21. Yüzyıl Türkiye’mizde açlık ve yoksulluk içerisinde yaşamaya çalışan ve 3 kuruşluk merhem parası bulamayıp acılar içerisinde kıvranan çocuklara başta Sağlık Bakanlığı olmak üzere tüm yetkililere çağrımızdır. Bu insanlar, bu çocuklar bizim çocuklarımızdır yardım edelim.

Bugün 9 Mayıs, Anneler günü: Annelik duygularını taşıyan bütün annelerin anneler günü kutlu olsun.

Yine salgın hastalıktan dolayı sözde kısıtlamalar devam ediyor. Sözde dememin sebebi ben bu kısıtlamadan bir şey anlayamadığımdan…

Neden mi?

Anlatayım;

Efendim birçok işyerine salgın hastalıkla mücadele kapsamında kapatma gelirken, birçoğu da bu kısıtlamalardan haliyle etkilenmedi. Sokaklar insan kaynıyor.

Özellikle sabah ve akşam mesai çıkış saatlerinde toplu taşıma araçları tıklım tıklım. Toplu taşımaların içerisinde balık istifi olmuş insanlar. Bu balık istifi şeklindeki toplu taşıma sistemi sürdüğü müddetçe bırakın salgın hastalıktan korunmayı, sağlıklı insanın bile hastalanmaması bir mucize olur.
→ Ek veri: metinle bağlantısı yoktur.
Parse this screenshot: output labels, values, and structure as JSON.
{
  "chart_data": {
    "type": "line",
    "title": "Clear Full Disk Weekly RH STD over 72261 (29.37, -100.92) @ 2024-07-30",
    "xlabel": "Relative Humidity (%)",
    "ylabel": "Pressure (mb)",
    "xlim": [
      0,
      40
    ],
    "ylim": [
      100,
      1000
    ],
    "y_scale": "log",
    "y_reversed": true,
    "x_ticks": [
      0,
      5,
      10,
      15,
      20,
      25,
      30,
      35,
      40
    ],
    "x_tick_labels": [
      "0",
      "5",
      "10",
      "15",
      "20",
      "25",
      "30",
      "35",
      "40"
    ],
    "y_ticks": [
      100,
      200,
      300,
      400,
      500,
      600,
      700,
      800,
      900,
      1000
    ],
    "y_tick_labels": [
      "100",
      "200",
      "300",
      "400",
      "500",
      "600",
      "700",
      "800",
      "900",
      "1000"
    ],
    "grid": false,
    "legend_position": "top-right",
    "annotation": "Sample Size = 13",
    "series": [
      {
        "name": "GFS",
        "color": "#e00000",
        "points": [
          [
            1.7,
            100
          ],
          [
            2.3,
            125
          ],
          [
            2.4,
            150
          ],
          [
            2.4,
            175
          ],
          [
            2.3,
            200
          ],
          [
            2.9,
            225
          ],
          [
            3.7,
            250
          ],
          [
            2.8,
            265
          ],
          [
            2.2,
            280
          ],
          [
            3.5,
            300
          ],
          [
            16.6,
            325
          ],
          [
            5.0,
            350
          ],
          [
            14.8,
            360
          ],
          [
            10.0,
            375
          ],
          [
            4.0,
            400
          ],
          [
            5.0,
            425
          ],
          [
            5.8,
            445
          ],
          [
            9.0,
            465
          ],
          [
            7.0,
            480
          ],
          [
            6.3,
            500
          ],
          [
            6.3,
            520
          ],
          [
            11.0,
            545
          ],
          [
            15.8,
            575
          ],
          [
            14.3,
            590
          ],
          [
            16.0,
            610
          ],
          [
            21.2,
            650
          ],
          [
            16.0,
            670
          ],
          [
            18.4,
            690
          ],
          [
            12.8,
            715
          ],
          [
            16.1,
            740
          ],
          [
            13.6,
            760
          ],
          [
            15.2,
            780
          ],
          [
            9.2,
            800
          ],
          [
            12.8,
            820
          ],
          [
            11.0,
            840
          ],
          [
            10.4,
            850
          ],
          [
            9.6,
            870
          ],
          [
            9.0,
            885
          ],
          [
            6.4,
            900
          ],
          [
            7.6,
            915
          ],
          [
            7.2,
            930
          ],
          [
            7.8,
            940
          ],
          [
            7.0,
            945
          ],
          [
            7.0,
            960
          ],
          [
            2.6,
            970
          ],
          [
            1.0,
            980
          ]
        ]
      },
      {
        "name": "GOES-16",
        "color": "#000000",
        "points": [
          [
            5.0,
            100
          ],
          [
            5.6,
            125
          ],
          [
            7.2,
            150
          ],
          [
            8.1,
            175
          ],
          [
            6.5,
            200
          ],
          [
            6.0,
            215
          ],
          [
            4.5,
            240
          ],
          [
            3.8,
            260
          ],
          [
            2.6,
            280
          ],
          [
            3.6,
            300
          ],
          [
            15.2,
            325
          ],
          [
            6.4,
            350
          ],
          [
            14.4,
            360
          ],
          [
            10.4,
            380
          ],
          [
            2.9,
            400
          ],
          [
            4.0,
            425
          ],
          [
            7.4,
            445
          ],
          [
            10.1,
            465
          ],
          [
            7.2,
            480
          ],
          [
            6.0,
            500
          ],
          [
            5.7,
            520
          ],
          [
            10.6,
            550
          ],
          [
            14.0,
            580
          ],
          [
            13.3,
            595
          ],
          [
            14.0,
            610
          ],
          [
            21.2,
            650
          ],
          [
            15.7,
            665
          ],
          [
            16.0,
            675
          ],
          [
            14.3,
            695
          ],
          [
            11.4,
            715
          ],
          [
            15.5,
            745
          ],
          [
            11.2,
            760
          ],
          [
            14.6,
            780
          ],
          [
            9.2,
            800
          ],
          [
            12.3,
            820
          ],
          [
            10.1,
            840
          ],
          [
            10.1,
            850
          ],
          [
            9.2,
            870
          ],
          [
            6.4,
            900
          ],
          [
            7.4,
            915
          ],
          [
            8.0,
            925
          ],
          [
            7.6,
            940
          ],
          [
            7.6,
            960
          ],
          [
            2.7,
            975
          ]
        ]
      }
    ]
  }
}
Biraz önce de söylediğim gibi: Bugün 9 Mayıs, pazar Anneler günü… Aylardır doğru düzgün iş yapamayan başta çiçekçi esnafı ve on-line satış yapan birçok esnaf ekonomikte olsa biraz nefes alacağa benziyor.

DOĞANIN UYARISI 

Bulunduğum yerin yüksek olmasının avantajını kullanarak camdan Kağıthane – Cendere caddesine doğru bakınıyorum. Baharın gelip geçtiğinin pek farkında olmasakta hava sıcaklığı biraz tuhaf. Bir gün bakıyorsun 27 derece olan hava sıcaklığı ertesi gün 13 dereceye kadar düşebiliyor. Bu da doğanın bir uyarısı olsa gerek. Çünkü biz insanoğlu varken hiçbir şeyin kıymetini bilemiyoruz. Doğanın ve yeşilin de kıymetini bilmediğimiz gibi.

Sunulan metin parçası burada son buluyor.